函館中華会館とは、函館市大町にある中国清朝の建築様式で建てられた建造物です。
函館は古くからインターナショナルな文化を形成してきた都市として知られていますが、函館中華会館も函館のそんな一面をある意味象徴しています。

函館中華会館が建てられたのは明治時代にさかのぼり、1906年でした。
ただし、できた早々火事で燃えてしまいます。
そのため、再建となったのですが、その際、関帝廟形式が採用されました。
関帝廟というのは、関帝(関羽のこと)を祀る廟のことです。

当時、函館に住んでいた華僑たちがプロジェクトのリーダーとなり、1910年に無事再建を果たします。
函館中華会館の大きな特徴は、清朝の建築様式に倣い、釘を1本も使用せずに建てる独特の建築様式を採用していることです。
清朝の建築様式は中国歴史のなかでも特に独特であり、その特色は多様な文化と歴史的背景に起因しています。
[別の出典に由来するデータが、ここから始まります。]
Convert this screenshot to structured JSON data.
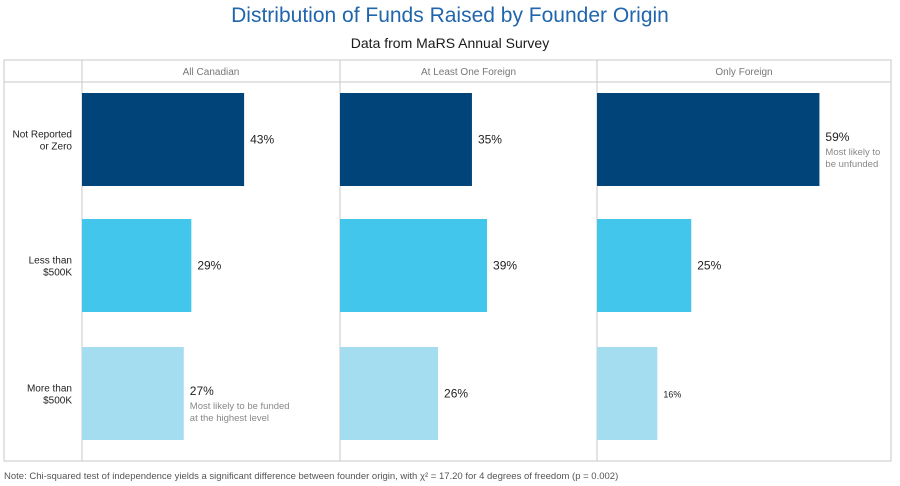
{
  "chart_data": {
    "type": "bar",
    "orientation": "horizontal",
    "title": "Distribution of Funds Raised by Founder Origin",
    "subtitle": "Data from MaRS Annual Survey",
    "panels": [
      "All Canadian",
      "At Least One Foreign",
      "Only Foreign"
    ],
    "categories": [
      [
        "Not Reported",
        "or Zero"
      ],
      [
        "Less than",
        "$500K"
      ],
      [
        "More than",
        "$500K"
      ]
    ],
    "values": [
      [
        43,
        29,
        27
      ],
      [
        35,
        39,
        26
      ],
      [
        59,
        25,
        16
      ]
    ],
    "value_labels": [
      [
        "43%",
        "29%",
        "27%"
      ],
      [
        "35%",
        "39%",
        "26%"
      ],
      [
        "59%",
        "25%",
        "16%"
      ]
    ],
    "annotations": [
      {
        "panel": 0,
        "category": 2,
        "lines": [
          "Most likely to be funded",
          "at the highest level"
        ]
      },
      {
        "panel": 2,
        "category": 0,
        "lines": [
          "Most likely to",
          "be unfunded"
        ]
      }
    ],
    "xlim": [
      0,
      100
    ],
    "colors": [
      "#004479",
      "#42c6ec",
      "#a5ddf0"
    ]
  },
  "note": "Note: Chi-squared test of independence yields a significant difference between founder origin, with χ² = 17.20 for 4 degrees of freedom (p = 0.002)"
}
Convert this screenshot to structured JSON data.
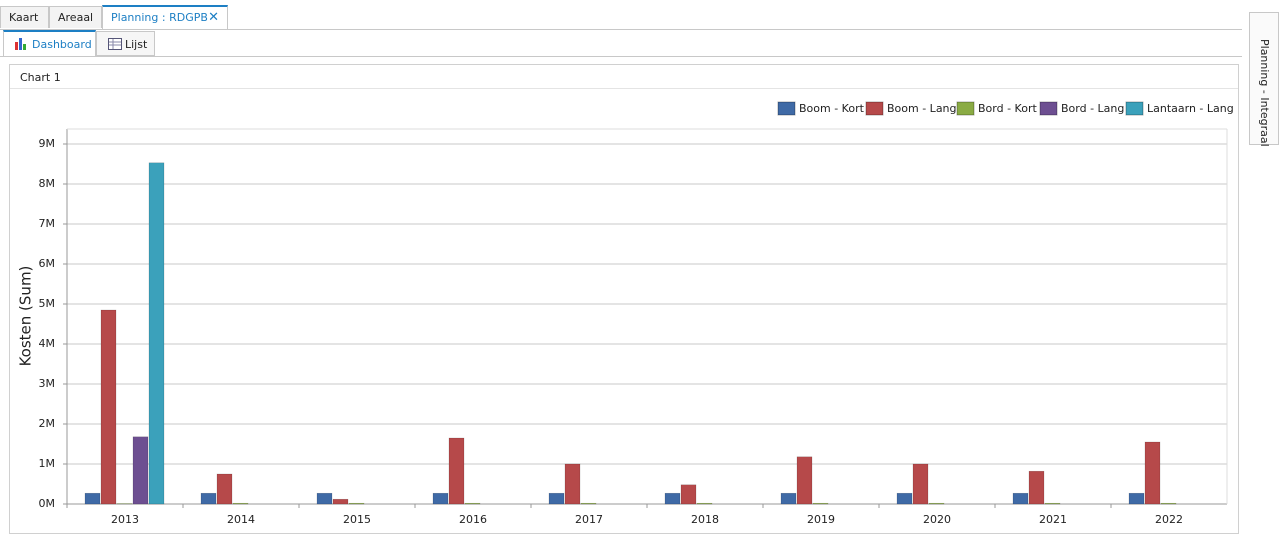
{
  "tabs": [
    "Kaart",
    "Areaal",
    "Planning : RDGPB"
  ],
  "subtabs": [
    "Dashboard",
    "Lijst"
  ],
  "panel_title": "Chart 1",
  "side_tab": "Planning - Integraal",
  "chart_data": {
    "type": "bar",
    "y_label": "Kosten (Sum)",
    "categories": [
      "2013",
      "2014",
      "2015",
      "2016",
      "2017",
      "2018",
      "2019",
      "2020",
      "2021",
      "2022"
    ],
    "series": [
      {
        "name": "Boom - Kort",
        "color": "#3f6aa6",
        "values": [
          0.27,
          0.27,
          0.27,
          0.27,
          0.27,
          0.27,
          0.27,
          0.27,
          0.27,
          0.27
        ]
      },
      {
        "name": "Boom - Lang",
        "color": "#b6494a",
        "values": [
          4.85,
          0.75,
          0.12,
          1.65,
          1.0,
          0.48,
          1.18,
          1.0,
          0.82,
          1.55
        ]
      },
      {
        "name": "Bord - Kort",
        "color": "#8aab44",
        "values": [
          0.01,
          0.02,
          0.02,
          0.02,
          0.02,
          0.02,
          0.02,
          0.02,
          0.02,
          0.02
        ]
      },
      {
        "name": "Bord - Lang",
        "color": "#6d4f91",
        "values": [
          1.68,
          0,
          0,
          0,
          0,
          0,
          0,
          0,
          0,
          0
        ]
      },
      {
        "name": "Lantaarn - Lang",
        "color": "#3ba1bb",
        "values": [
          8.53,
          0,
          0,
          0,
          0,
          0,
          0,
          0,
          0,
          0
        ]
      }
    ],
    "ylim": [
      0,
      9
    ],
    "yticks": [
      {
        "value": 0,
        "label": "0M"
      },
      {
        "value": 1,
        "label": "1M"
      },
      {
        "value": 2,
        "label": "2M"
      },
      {
        "value": 3,
        "label": "3M"
      },
      {
        "value": 4,
        "label": "4M"
      },
      {
        "value": 5,
        "label": "5M"
      },
      {
        "value": 6,
        "label": "6M"
      },
      {
        "value": 7,
        "label": "7M"
      },
      {
        "value": 8,
        "label": "8M"
      },
      {
        "value": 9,
        "label": "9M"
      }
    ],
    "grid": true,
    "legend": "top-right"
  }
}
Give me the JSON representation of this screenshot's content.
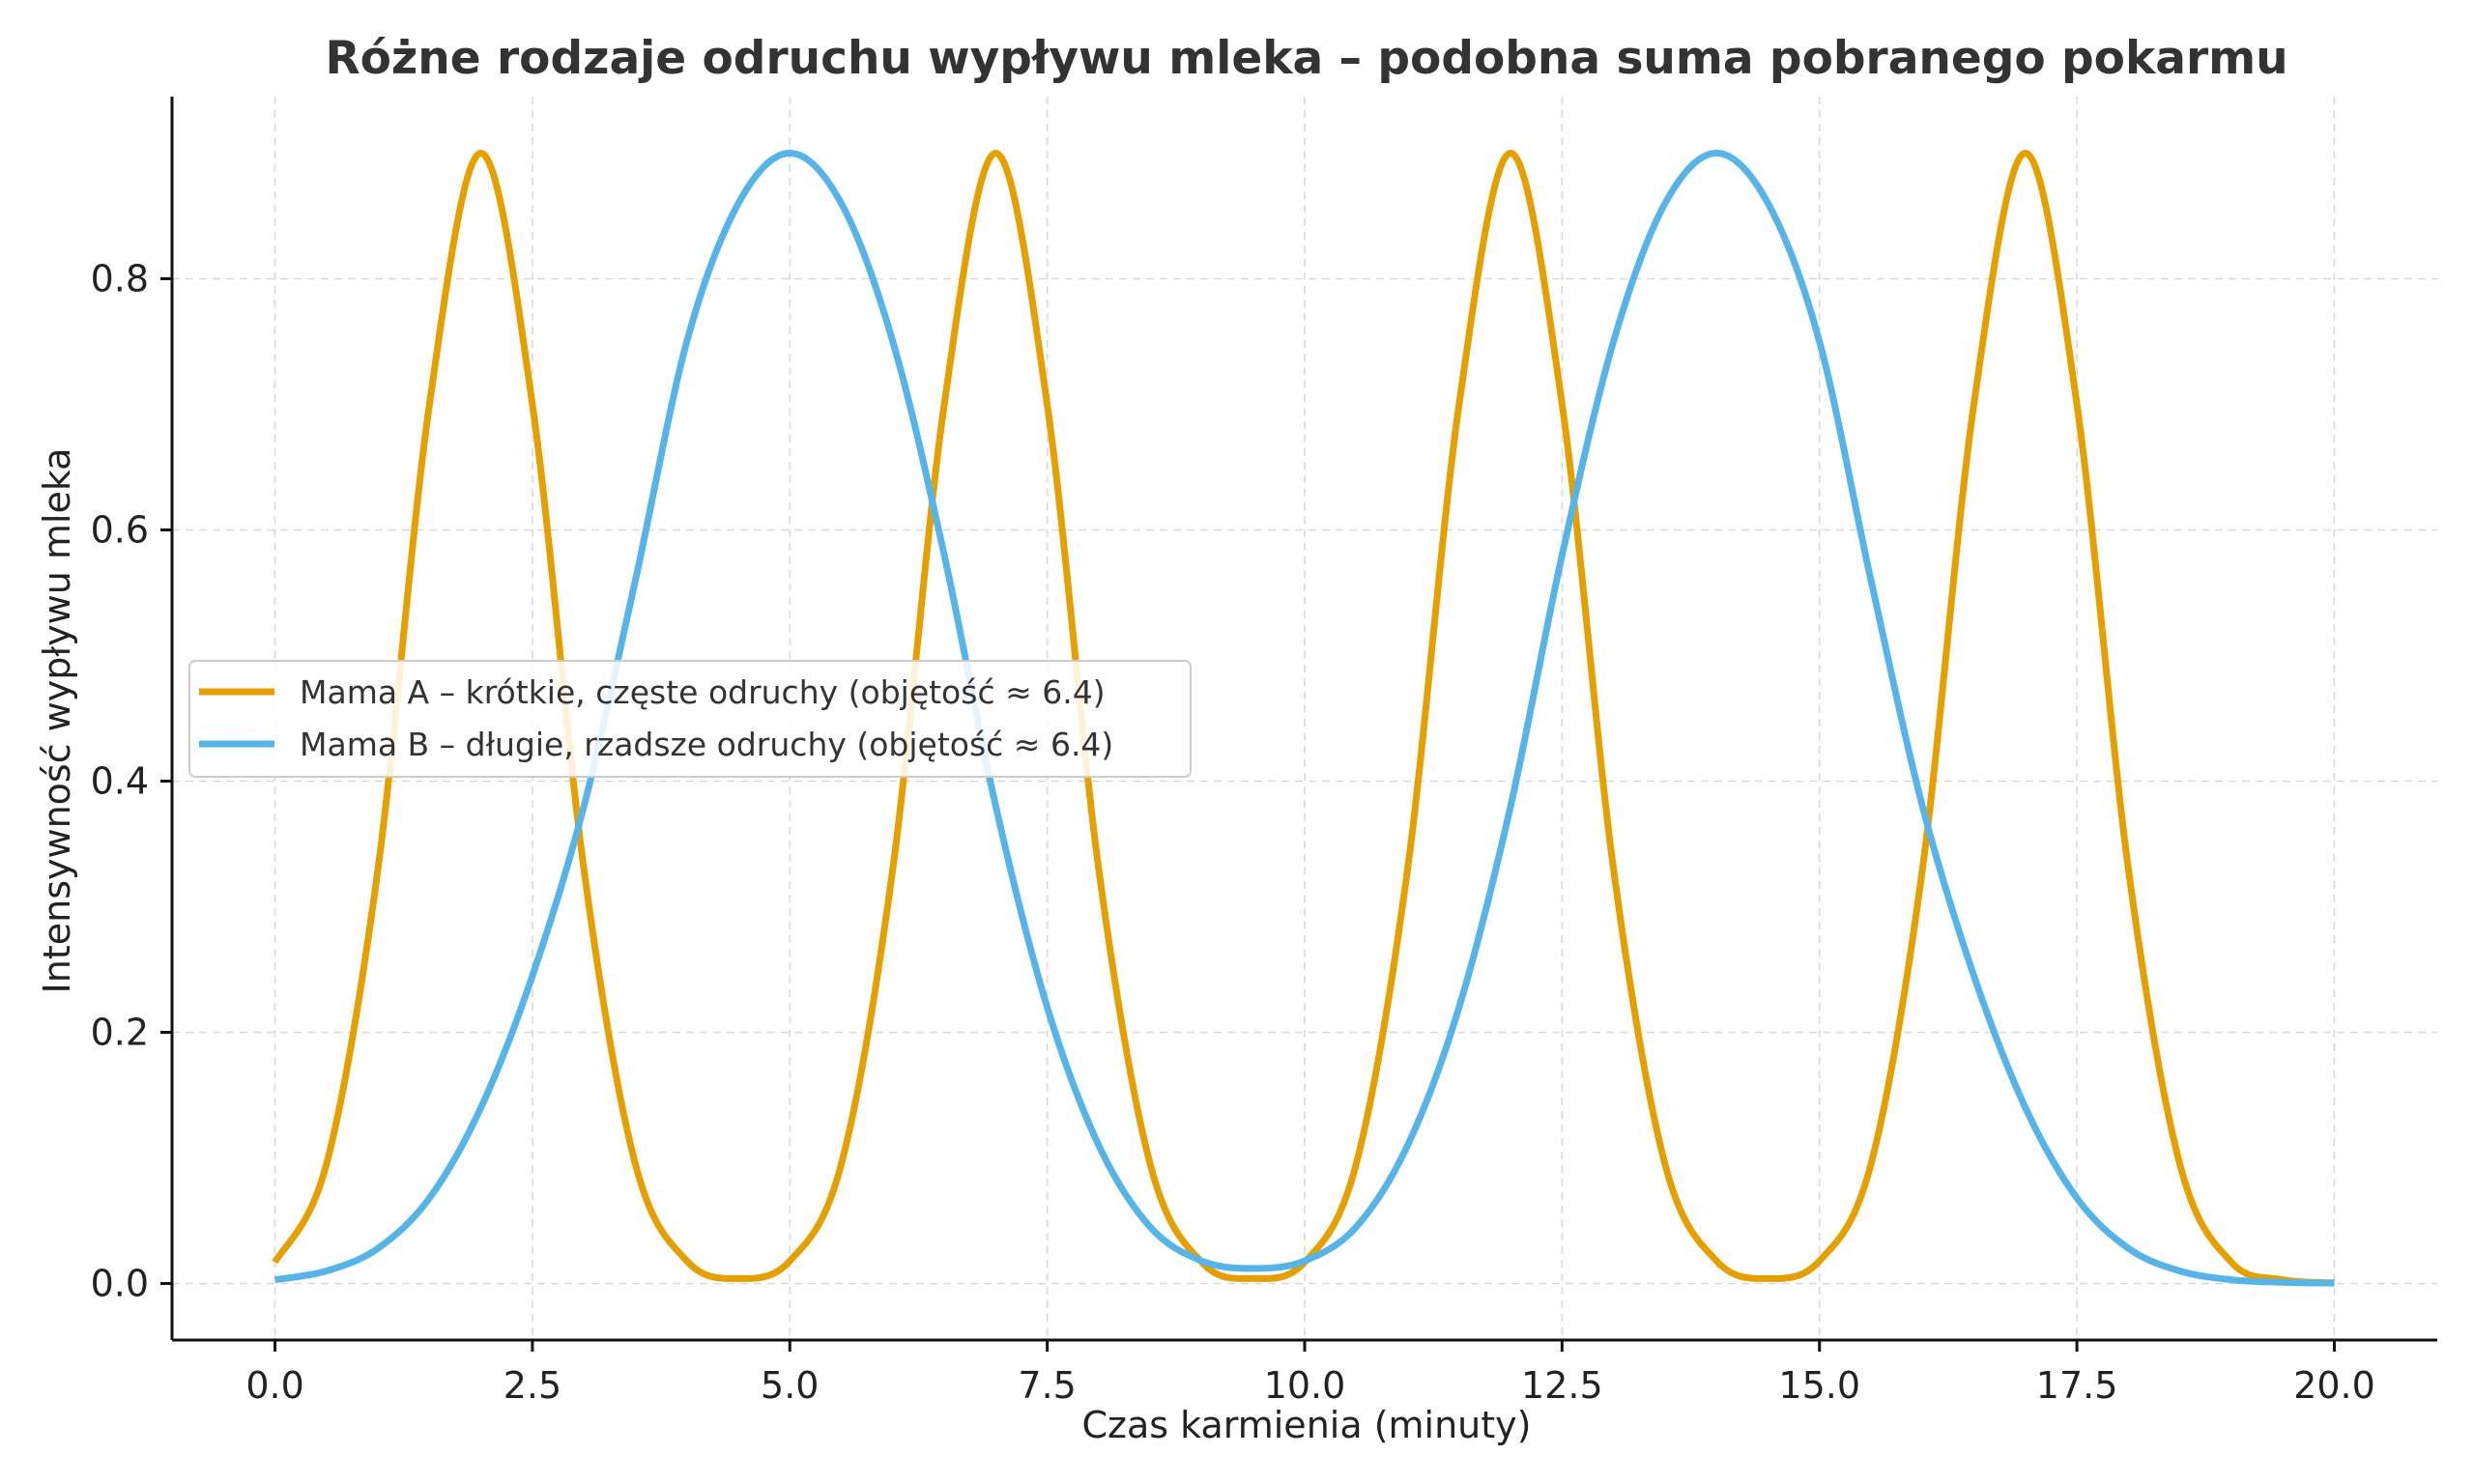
{
  "chart_data": {
    "type": "line",
    "title": "Różne rodzaje odruchu wypływu mleka – podobna suma pobranego pokarmu",
    "xlabel": "Czas karmienia (minuty)",
    "ylabel": "Intensywność wypływu mleka",
    "xlim": [
      -1.0,
      21.0
    ],
    "ylim": [
      -0.045,
      0.945
    ],
    "xticks": [
      0.0,
      2.5,
      5.0,
      7.5,
      10.0,
      12.5,
      15.0,
      17.5,
      20.0
    ],
    "xtick_labels": [
      "0.0",
      "2.5",
      "5.0",
      "7.5",
      "10.0",
      "12.5",
      "15.0",
      "17.5",
      "20.0"
    ],
    "yticks": [
      0.0,
      0.2,
      0.4,
      0.6,
      0.8
    ],
    "ytick_labels": [
      "0.0",
      "0.2",
      "0.4",
      "0.6",
      "0.8"
    ],
    "grid": true,
    "legend_position": "center-left",
    "series": [
      {
        "name": "Mama A – krótkie, częste odruchy (objętość ≈ 6.4)",
        "color": "#E69F00",
        "x": [
          0,
          0.5,
          1,
          1.5,
          2,
          2.5,
          3,
          3.5,
          4,
          4.5,
          5,
          5.5,
          6,
          6.5,
          7,
          7.5,
          8,
          8.5,
          9,
          9.5,
          10,
          10.5,
          11,
          11.5,
          12,
          12.5,
          13,
          13.5,
          14,
          14.5,
          15,
          15.5,
          16,
          16.5,
          17,
          17.5,
          18,
          18.5,
          19,
          19.5,
          20
        ],
        "values": [
          0.017,
          0.095,
          0.33,
          0.7,
          0.9,
          0.7,
          0.33,
          0.095,
          0.018,
          0.004,
          0.018,
          0.095,
          0.33,
          0.7,
          0.9,
          0.7,
          0.33,
          0.095,
          0.017,
          0.004,
          0.017,
          0.095,
          0.33,
          0.7,
          0.9,
          0.7,
          0.33,
          0.095,
          0.018,
          0.004,
          0.018,
          0.095,
          0.33,
          0.7,
          0.9,
          0.7,
          0.33,
          0.095,
          0.017,
          0.003,
          0.0005
        ]
      },
      {
        "name": "Mama B – długie, rzadsze odruchy (objętość ≈ 6.4)",
        "color": "#56B4E9",
        "x": [
          0,
          0.5,
          1,
          1.5,
          2,
          2.5,
          3,
          3.5,
          4,
          4.5,
          5,
          5.5,
          6,
          6.5,
          7,
          7.5,
          8,
          8.5,
          9,
          9.5,
          10,
          10.5,
          11,
          11.5,
          12,
          12.5,
          13,
          13.5,
          14,
          14.5,
          15,
          15.5,
          16,
          16.5,
          17,
          17.5,
          18,
          18.5,
          19,
          19.5,
          20
        ],
        "values": [
          0.003,
          0.01,
          0.028,
          0.068,
          0.14,
          0.245,
          0.38,
          0.56,
          0.75,
          0.86,
          0.9,
          0.86,
          0.75,
          0.58,
          0.38,
          0.22,
          0.11,
          0.045,
          0.018,
          0.012,
          0.018,
          0.045,
          0.11,
          0.22,
          0.38,
          0.58,
          0.75,
          0.86,
          0.9,
          0.86,
          0.75,
          0.56,
          0.38,
          0.245,
          0.14,
          0.068,
          0.028,
          0.01,
          0.003,
          0.001,
          0.0003
        ]
      }
    ]
  }
}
清朝は1644年から1912年まで続いた王朝で、この期間には多くの壮麗な宮殿、寺院、庭園、また民間の住居が建設されました。
特に北京の故宮や頤和園などは、清朝の建築の精妙さを如実に示しています。
清朝の建築は木造が主体であり、石やレンガは基礎や装飾に用いられることが多かったです。
屋根は一般に重厚で、緑色や黄色の瓦が用いられることが多く、その形状はしばしば曲線美を誇りました。
また、建物はしばしば対称性を持ち、中央の軸線を基準に配置されることが一般的です。

内部の装飾にも非常に細かい技術が費やされており、彫刻、書画、陶磁器などが豊富に使用されています。
特に木彫りは非常に精緻で、神話や歴史、風俗など多岐にわたる主題が表現されているのが特徴です。
色彩も非常に鮮やかで、特に朱色がよく用いられ、それをさらに金箔で装飾することもよく用いられる手法でした。

また、道教や仏教、儒教といった中国の宗教や哲学に影響を受けた建築様式です。
その影響は、建築物の配置や内部の祭壇、装飾品によく表れています。
函館中華会館もそんな特色を色濃く反映した、函館市内においても特に異彩を放つ建造物です。

函館中華会館の見どころ

現在、函館中華会館の内部は一般に公開されていません。
以前は一般公開されていたのですが、ときどき期間限定で公開されることがあるぐらいで、今は基本的には外観の見学のみが可能です。
内部を見れないのは残念ですが、その外観だけでも見る価値はたっぷりあります。

日本には神戸や横浜にも中華街がありますが、それらの都市に存在した中華会館はほとんどが戦火で失われ、今では当時の建築様式を残している建造物はないのです。
そんななかにあって、函館中華会館だけが清朝の建築様式を今に伝える建造物としての地位を守っています。
登録有形文化財として大切にされている建物です。